The formatted data will not be made immediately available online to the public; rather, it will be available under a password-protected subtree of the web site for members to discuss. Only when consensus is reached the data will be exported to the web server.

It has to be noted that the web site is actually just a member of the workgroup which gets updates of the CVS repository only when told so. Not only it is an easy and elegant solution, but it also lets the repository and the web site be transparently on the same machine as well as different ones.

Solely workgroup managers can trigger the web site update. This is accomplished in two different ways:

  • by logging using telnet or preferably ssh on the server and launching the export script;
  • by simply replying to the notification email.

The second method is easier and faster. It is also more convenient when managers are not using a system which doesn't allow telnet or ssh, e.g. when using a machine behind a firewall or when travelling.

In case a manager is unreachable or should any problems like infringements or violations occur, the web administrators can trigger the update or revert to an older revision of the project.

On formatted data

Members are encouraged to install on their machines as much of the processing subsystem as possible. This makes publishing faster because any experiments are done locally and do not need data to be exchanged between the server and the client, which is wanted by people who have slow access or who are charged by the minute. Distribution archives of tools will be made available for Amiga, Unix and Windows platforms. They will contain binaries and documentation, ready to be installed.

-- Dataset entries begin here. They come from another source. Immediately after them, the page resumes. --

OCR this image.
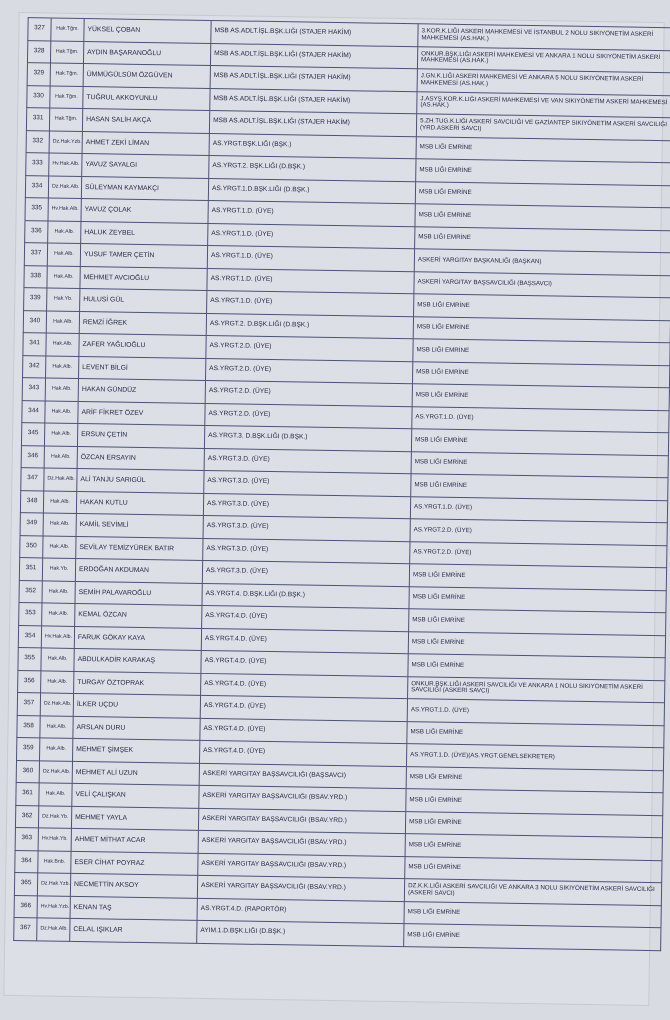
327	Hak.Tğm.	YÜKSEL ÇOBAN	MSB AS.ADLT.İŞL.BŞK.LIĞI (STAJER HAKİM)	3.KOR.K.LIĞI ASKERİ MAHKEMESİ VE İSTANBUL 2 NOLU SIKIYÖNETİM ASKERİ MAHKEMESİ (AS.HAK.)
328	Hak.Tğm.	AYDIN BAŞARANOĞLU	MSB AS.ADLT.İŞL.BŞK.LIĞI (STAJER HAKİM)	ONKUR.BŞK.LIĞI ASKERİ MAHKEMESİ VE ANKARA 1 NOLU SIKIYÖNETİM ASKERİ MAHKEMESİ (AS.HAK.)
329	Hak.Tğm.	ÜMMÜGÜLSÜM ÖZGÜVEN	MSB AS.ADLT.İŞL.BŞK.LIĞI (STAJER HAKİM)	J.GN.K.LIĞI ASKERİ MAHKEMESİ VE ANKARA 5 NOLU SIKIYÖNETİM ASKERİ MAHKEMESİ (AS.HAK.)
330	Hak.Tğm.	TUĞRUL AKKOYUNLU	MSB AS.ADLT.İŞL.BŞK.LIĞI (STAJER HAKİM)	J.ASYŞ.KOR.K.LIĞI ASKERİ MAHKEMESİ VE VAN SIKIYÖNETİM ASKERİ MAHKEMESİ (AS.HAK.)
331	Hak.Tğm.	HASAN SALİH AKÇA	MSB AS.ADLT.İŞL.BŞK.LIĞI (STAJER HAKİM)	5.ZH.TUG.K.LIĞI ASKERİ SAVCILIĞI VE GAZİANTEP SIKIYÖNETİM ASKERİ SAVCILIĞI (YRD.ASKERİ SAVCI)
332	Dz.Hak.Yzb.	AHMET ZEKİ LİMAN	AS.YRGT.BŞK.LIĞI (BŞK.)	MSB LIĞI EMRİNE
333	Hv.Hak.Alb.	YAVUZ SAYALGI	AS.YRGT.2. BŞK.LIĞI (D.BŞK.)	MSB LIĞI EMRİNE
334	Dz.Hak.Alb.	SÜLEYMAN KAYMAKÇI	AS.YRGT.1.D.BŞK.LIĞI (D.BŞK.)	MSB LIĞI EMRİNE
335	Hv.Hak.Alb.	YAVUZ ÇOLAK	AS.YRGT.1.D. (ÜYE)	MSB LIĞI EMRİNE
336	Hak.Alb.	HALUK ZEYBEL	AS.YRGT.1.D. (ÜYE)	MSB LIĞI EMRİNE
337	Hak.Alb.	YUSUF TAMER ÇETİN	AS.YRGT.1.D. (ÜYE)	ASKERİ YARGITAY BAŞKANLIĞI (BAŞKAN)
338	Hak.Alb.	MEHMET AVCIOĞLU	AS.YRGT.1.D. (ÜYE)	ASKERİ YARGITAY BAŞSAVCILIĞI (BAŞSAVCI)
339	Hak.Yb.	HULUSİ GÜL	AS.YRGT.1.D. (ÜYE)	MSB LIĞI EMRİNE
340	Hak.Alb.	REMZİ İĞREK	AS.YRGT.2. D.BŞK.LIĞI (D.BŞK.)	MSB LIĞI EMRİNE
341	Hak.Alb.	ZAFER YAĞLIOĞLU	AS.YRGT.2.D. (ÜYE)	MSB LIĞI EMRİNE
342	Hak.Alb.	LEVENT BİLGİ	AS.YRGT.2.D. (ÜYE)	MSB LIĞI EMRİNE
343	Hak.Alb.	HAKAN GÜNDÜZ	AS.YRGT.2.D. (ÜYE)	MSB LIĞI EMRİNE
344	Hak.Alb.	ARİF FİKRET ÖZEV	AS.YRGT.2.D. (ÜYE)	AS.YRGT.1.D. (ÜYE)
345	Hak.Alb.	ERSUN ÇETİN	AS.YRGT.3. D.BŞK.LIĞI (D.BŞK.)	MSB LIĞI EMRİNE
346	Hak.Alb.	ÖZCAN ERSAYIN	AS.YRGT.3.D. (ÜYE)	MSB LIĞI EMRİNE
347	Dz.Hak.Alb.	ALİ TANJU SARIGÜL	AS.YRGT.3.D. (ÜYE)	MSB LIĞI EMRİNE
348	Hak.Alb.	HAKAN KUTLU	AS.YRGT.3.D. (ÜYE)	AS.YRGT.1.D. (ÜYE)
349	Hak.Alb.	KAMİL SEVİMLİ	AS.YRGT.3.D. (ÜYE)	AS.YRGT.2.D. (ÜYE)
350	Hak.Alb.	SEVİLAY TEMİZYÜREK BATIR	AS.YRGT.3.D. (ÜYE)	AS.YRGT.2.D. (ÜYE)
351	Hak.Yb.	ERDOĞAN AKDUMAN	AS.YRGT.3.D. (ÜYE)	MSB LIĞI EMRİNE
352	Hak.Alb.	SEMİH PALAVAROĞLU	AS.YRGT.4. D.BŞK.LIĞI (D.BŞK.)	MSB LIĞI EMRİNE
353	Hak.Alb.	KEMAL ÖZCAN	AS.YRGT.4.D. (ÜYE)	MSB LIĞI EMRİNE
354	Hv.Hak.Alb.	FARUK GÖKAY KAYA	AS.YRGT.4.D. (ÜYE)	MSB LIĞI EMRİNE
355	Hak.Alb.	ABDULKADİR KARAKAŞ	AS.YRGT.4.D. (ÜYE)	MSB LIĞI EMRİNE
356	Hak.Alb.	TURGAY ÖZTOPRAK	AS.YRGT.4.D. (ÜYE)	ONKUR.BŞK.LIĞI ASKERİ SAVCILIĞI VE ANKARA 1 NOLU SIKIYÖNETİM ASKERİ SAVCILIĞI (ASKERİ SAVCI)
357	Dz.Hak.Alb.	İLKER UÇDU	AS.YRGT.4.D. (ÜYE)	AS.YRGT.1.D. (ÜYE)
358	Hak.Alb.	ARSLAN DURU	AS.YRGT.4.D. (ÜYE)	MSB LIĞI EMRİNE
359	Hak.Alb.	MEHMET ŞİMŞEK	AS.YRGT.4.D. (ÜYE)	AS.YRGT.1.D. (ÜYE)(AS.YRGT.GENELSEKRETER)
360	Dz.Hak.Alb.	MEHMET ALİ UZUN	ASKERİ YARGITAY BAŞSAVCILIĞI (BAŞSAVCI)	MSB LIĞI EMRİNE
361	Hak.Alb.	VELİ ÇALIŞKAN	ASKERİ YARGITAY BAŞSAVCILIĞI (BSAV.YRD.)	MSB LIĞI EMRİNE
362	Dz.Hak.Yb.	MEHMET YAYLA	ASKERİ YARGITAY BAŞSAVCILIĞI (BSAV.YRD.)	MSB LIĞI EMRİNE
363	Hv.Hak.Yb.	AHMET MİTHAT ACAR	ASKERİ YARGITAY BAŞSAVCILIĞI (BSAV.YRD.)	MSB LIĞI EMRİNE
364	Hak.Bnb.	ESER CİHAT POYRAZ	ASKERİ YARGITAY BAŞSAVCILIĞI (BSAV.YRD.)	MSB LIĞI EMRİNE
365	Dz.Hak.Yzb.	NECMETTİN AKSOY	ASKERİ YARGITAY BAŞSAVCILIĞI (BSAV.YRD.)	DZ.K.K.LIĞI ASKERİ SAVCILIĞI VE ANKARA 3 NOLU SIKIYÖNETİM ASKERİ SAVCILIĞI (ASKERİ SAVCI)
366	Hv.Hak.Yzb.	KENAN TAŞ	AS.YRGT.4.D. (RAPORTÖR)	MSB LIĞI EMRİNE
367	Dz.Hak.Alb.	CELAL IŞIKLAR	AYIM.1.D.BŞK.LIĞI (D.BŞK.)	MSB LIĞI EMRİNE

Members should at least install the SGML parser nsgmls and the necessary DTDs, in order to validate documents before committing them. In this basic setup a member can commit documents and then retrieve the output files.

An Amiga system with less than 32Mbytes of RAM, for example, simply can't process DocBook documents with Jade; in such cases the server will help members to get the job done anyway, albeit in more time.

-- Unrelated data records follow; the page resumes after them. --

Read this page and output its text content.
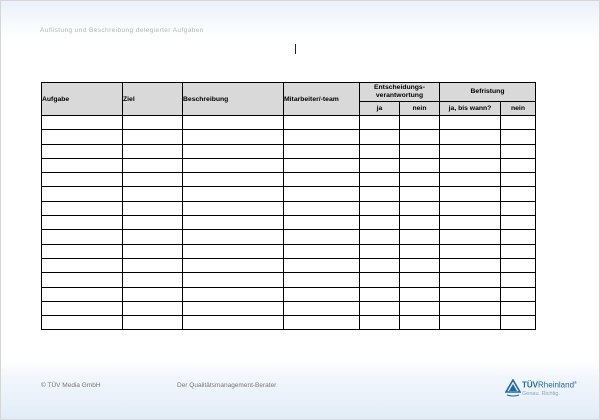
Auflistung und Beschreibung delegierter Aufgaben
Aufgabe	Ziel	Beschreibung	Mitarbeiter/-team	Entscheidungs-verantwortung		Befristung	
				ja	nein	ja, bis wann?	nein

© TÜV Media GmbH	Der Qualitätsmanagement-Berater	TÜVRheinland®
Genau. Richtig.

Another example is the conversion of pictures from vector to bitmap and viceversa. Technical illustrations like diagrams or flow charts are to be stored in Encapsulated PostScript (EPS) format. The file will be included as is in the final PostScript and PDF output files, in order to get the best results on paper. On the other hand, HTML and RTF will be using GIF/PNG files for graphics. They will be generated using a tool that relies on Ghostscript and pnmtogif/pnmtopng. Users who can install Ghostscript and the PNM tools (or who have them already installed) will convert the illustrations themselves, otherwise they will commit the EPS pictures and then retrieve the GIF/PNG files generated by the server.

Converting pictures the other way round, i.e., from bitmap to vector, is accomplished in a similar fashion using the giftopnm/pngtopnm and pnmtoeps tools. (Note: actually this only generates a Postscript bitmap. It does not attempt to reconstruct vector entities like lines or curves from the bitmap. Most of the times it isn't wanted either.)